Porque es muy difícil creer que la guerra que Libeskind no vivió por apenas un año, pero que experimentó a través de la historia, y aún más cerca, de su propia familia, no modelase el otro gran vacío accesible del Museo Judío de Berlín: la Torre del Holocausto.

Como al resto del edificio, a la Torre del Holocausto no se llega por ninguna puerta y no tiene ninguna salida al exterior. Apareces dentro desde un pasillo en el sótano. 

Y dentro no hay nada. O hay todo.

Dentro hay veinte metros cuadrados y veinte metros de altura de espacio. Entre sus paredes angulosas hay cuatrocientos metros cúbicos de aire inalcanzable, inquietante e incomprensible.  Hay cuatrocientos metros cúbicos de tiempo detenido, eterno. Cuatrocientos metros cúbicos de tiempo borroso. Y cuando te apoyas en uno de sus muros y miras hacia arriba solo ves cuatrocientos metros cúbicos de oscuridad.

O no.

Porque en el Museo Judío de Berlín, Daniel Libeskind, judío polaco, ha renunciado a la tranquilidad, a la comprensión y a la paz. Pero no ha renunciado a la luz.

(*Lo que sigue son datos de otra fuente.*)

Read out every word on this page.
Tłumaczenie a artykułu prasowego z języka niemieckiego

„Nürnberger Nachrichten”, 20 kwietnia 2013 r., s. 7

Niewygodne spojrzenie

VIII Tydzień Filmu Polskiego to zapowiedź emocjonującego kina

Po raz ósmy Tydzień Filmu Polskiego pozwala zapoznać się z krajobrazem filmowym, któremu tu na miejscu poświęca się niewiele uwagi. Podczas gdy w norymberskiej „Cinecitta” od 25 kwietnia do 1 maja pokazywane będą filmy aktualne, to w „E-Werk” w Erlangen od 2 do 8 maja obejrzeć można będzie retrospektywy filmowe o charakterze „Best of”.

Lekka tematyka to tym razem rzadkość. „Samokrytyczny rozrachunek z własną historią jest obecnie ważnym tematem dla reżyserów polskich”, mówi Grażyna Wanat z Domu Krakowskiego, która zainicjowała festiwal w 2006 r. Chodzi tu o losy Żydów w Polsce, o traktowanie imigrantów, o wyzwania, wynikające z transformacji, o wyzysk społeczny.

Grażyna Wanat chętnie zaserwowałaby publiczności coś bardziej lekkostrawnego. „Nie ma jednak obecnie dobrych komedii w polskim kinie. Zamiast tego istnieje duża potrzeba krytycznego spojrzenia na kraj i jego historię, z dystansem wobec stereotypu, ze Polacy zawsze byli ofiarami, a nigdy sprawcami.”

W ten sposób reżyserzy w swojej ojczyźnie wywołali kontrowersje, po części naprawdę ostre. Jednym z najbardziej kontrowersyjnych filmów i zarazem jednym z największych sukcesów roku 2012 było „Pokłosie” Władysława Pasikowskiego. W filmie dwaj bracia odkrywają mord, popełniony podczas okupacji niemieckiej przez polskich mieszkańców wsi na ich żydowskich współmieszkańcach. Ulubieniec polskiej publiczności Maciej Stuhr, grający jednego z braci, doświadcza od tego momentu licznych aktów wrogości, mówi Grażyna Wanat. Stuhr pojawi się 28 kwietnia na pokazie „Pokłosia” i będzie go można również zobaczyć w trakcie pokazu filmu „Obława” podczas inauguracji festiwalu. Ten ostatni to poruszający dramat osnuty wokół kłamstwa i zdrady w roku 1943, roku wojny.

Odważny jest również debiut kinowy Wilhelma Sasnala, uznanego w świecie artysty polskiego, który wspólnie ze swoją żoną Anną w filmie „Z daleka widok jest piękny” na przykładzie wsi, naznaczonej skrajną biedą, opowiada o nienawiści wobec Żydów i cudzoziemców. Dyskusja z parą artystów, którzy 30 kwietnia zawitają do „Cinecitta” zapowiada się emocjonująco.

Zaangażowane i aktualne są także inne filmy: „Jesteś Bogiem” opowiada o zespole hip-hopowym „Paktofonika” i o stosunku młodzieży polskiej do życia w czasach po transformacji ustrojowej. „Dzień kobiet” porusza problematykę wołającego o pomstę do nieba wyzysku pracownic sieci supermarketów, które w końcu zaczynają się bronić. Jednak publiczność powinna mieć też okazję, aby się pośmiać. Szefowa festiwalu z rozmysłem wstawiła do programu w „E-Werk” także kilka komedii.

Y es que la luz, como en el principio del Génesis, es omnisciente. Está en todos lados y sin ella no hay nada. Y como dice su propia definición ontológica, la oscuridad no existe sin la luz. 

En una esquina superior de la Torre del Holocausto hay una finísima línea de luz. Una única ventana vertical a veinte metros de altura. Un fogonazo imposible que, breve como un relámpago, ilumina los entumecidos bordes de una cicatriz construida con hormigón y tiniebla.